SDDC: Active node failure scenarios

Learn about scenarios where an active node fails in an SDDC setup with Exasol.

Introduction

An active node is any node that is actively being used by a running database. In the following examples, nodes n11 to n21 in data center 1 (DC 1) are active nodes used by the PROD database during normal operation, while node n22 is defined as a reserve node.

If one of the active nodes in DC 1 fails, the database will automatically restart. The former reserve node n22 will now be an active node and immediately starts to operate on the corresponding redundancy segments in DC 2. This is essentially the same behavior as in a normal "hot standby" failover procedure, except that the redundancy segment is on a secondary site.

Persistent and transient failures

If the failed node is not back online within the time set in volume_move_delay (persistent failure), the storage service will begin to move data segments from the deputy node in DC 2 to the new active node in DC 1.

If the failed node rejoins the cluster before the volume_move_delay time has passed (transient failure), data segments are not moved. The delay (default: 600 seconds) prevents heavy write operations caused by moving data segments between nodes in case the node goes temporarily offline, for example, due to a brief network outage or a node reboot.

Example cluster setup

All the scenarios in this documentation are based on the example cluster configuration in SDDC: Installation. The following diagram shows the example cluster in its normal operation mode:

For simplicity, the diagrams in the examples show only 4 nodes in each data center.

Transient node failure

A node failure that is recovered within the time period configured in the volume_move_delay setting (default = 600 seconds) is defined as a transient node failure.

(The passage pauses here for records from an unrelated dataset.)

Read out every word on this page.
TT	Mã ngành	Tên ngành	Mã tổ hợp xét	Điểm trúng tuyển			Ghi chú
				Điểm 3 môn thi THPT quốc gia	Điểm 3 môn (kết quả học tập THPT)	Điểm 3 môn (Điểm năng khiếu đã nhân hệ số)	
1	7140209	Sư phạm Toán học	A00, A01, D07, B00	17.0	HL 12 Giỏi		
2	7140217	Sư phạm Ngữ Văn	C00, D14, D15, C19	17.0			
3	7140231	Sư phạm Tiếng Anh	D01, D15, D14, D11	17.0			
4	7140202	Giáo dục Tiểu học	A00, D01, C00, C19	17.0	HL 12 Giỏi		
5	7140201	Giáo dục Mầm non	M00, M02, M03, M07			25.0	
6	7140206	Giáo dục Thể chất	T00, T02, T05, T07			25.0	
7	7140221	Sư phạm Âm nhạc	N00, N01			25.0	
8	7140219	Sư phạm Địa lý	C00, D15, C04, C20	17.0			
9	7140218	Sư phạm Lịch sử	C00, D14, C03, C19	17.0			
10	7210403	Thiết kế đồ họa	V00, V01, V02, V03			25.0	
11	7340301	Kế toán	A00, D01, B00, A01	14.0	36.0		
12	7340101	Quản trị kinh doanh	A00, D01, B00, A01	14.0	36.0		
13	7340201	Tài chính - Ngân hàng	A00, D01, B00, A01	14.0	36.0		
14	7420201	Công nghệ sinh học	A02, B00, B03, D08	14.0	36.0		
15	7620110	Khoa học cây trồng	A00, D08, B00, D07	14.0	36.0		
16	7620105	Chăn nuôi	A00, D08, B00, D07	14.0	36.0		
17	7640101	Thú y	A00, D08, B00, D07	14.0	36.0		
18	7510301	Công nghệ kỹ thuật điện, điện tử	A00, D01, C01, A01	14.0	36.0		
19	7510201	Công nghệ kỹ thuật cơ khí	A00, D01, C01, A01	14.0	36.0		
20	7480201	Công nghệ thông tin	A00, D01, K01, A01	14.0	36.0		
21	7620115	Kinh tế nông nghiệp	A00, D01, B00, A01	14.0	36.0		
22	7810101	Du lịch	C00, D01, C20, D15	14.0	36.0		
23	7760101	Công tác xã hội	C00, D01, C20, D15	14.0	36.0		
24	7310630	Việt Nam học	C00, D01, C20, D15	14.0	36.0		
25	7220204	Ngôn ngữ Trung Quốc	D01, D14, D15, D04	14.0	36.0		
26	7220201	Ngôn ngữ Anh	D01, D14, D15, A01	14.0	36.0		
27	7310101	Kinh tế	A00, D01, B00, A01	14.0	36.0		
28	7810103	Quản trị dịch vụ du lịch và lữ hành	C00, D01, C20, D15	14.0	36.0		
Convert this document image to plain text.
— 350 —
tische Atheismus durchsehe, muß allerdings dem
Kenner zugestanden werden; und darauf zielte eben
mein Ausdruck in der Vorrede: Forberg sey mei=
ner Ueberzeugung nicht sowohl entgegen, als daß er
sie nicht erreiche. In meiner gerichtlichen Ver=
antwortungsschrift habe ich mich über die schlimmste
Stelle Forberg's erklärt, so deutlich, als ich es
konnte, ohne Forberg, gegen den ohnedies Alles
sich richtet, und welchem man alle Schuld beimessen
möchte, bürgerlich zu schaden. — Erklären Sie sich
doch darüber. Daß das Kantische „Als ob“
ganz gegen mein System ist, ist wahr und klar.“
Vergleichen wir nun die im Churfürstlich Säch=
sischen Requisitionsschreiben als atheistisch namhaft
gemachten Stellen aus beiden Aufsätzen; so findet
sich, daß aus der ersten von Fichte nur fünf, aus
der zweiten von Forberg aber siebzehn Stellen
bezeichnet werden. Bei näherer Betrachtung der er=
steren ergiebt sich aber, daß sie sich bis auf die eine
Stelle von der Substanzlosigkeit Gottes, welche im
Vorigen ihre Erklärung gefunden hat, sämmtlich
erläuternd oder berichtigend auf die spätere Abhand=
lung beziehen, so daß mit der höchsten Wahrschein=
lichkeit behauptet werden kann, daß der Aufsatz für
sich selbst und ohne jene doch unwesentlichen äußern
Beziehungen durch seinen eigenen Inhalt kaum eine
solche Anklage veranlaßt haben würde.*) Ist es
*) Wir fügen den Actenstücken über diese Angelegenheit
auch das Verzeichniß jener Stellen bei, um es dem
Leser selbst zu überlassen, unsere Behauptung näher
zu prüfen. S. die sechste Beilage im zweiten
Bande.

In this scenario, the active node n12 in DC 1 fails and the database automatically restarts with node n12 automatically replaced by the reserve node n22 (failover).

The data and archive volumes are now in DEGRADED state because they are missing master or redundancy copies.

Cluster state after database is restarted following an active node failure (failover):

If there is an additional node failure in DC2 at this point and before the volume_move_delay time has passed, the database will go down since there are no extra redundancy copies. The data volumes will then be in LOCKED state (missing data segments).

Once the database has restarted, the now active node n22 uses the redundancy segments of the failed node on the passive site in DC2, which are temporarily promoted as deputy segments.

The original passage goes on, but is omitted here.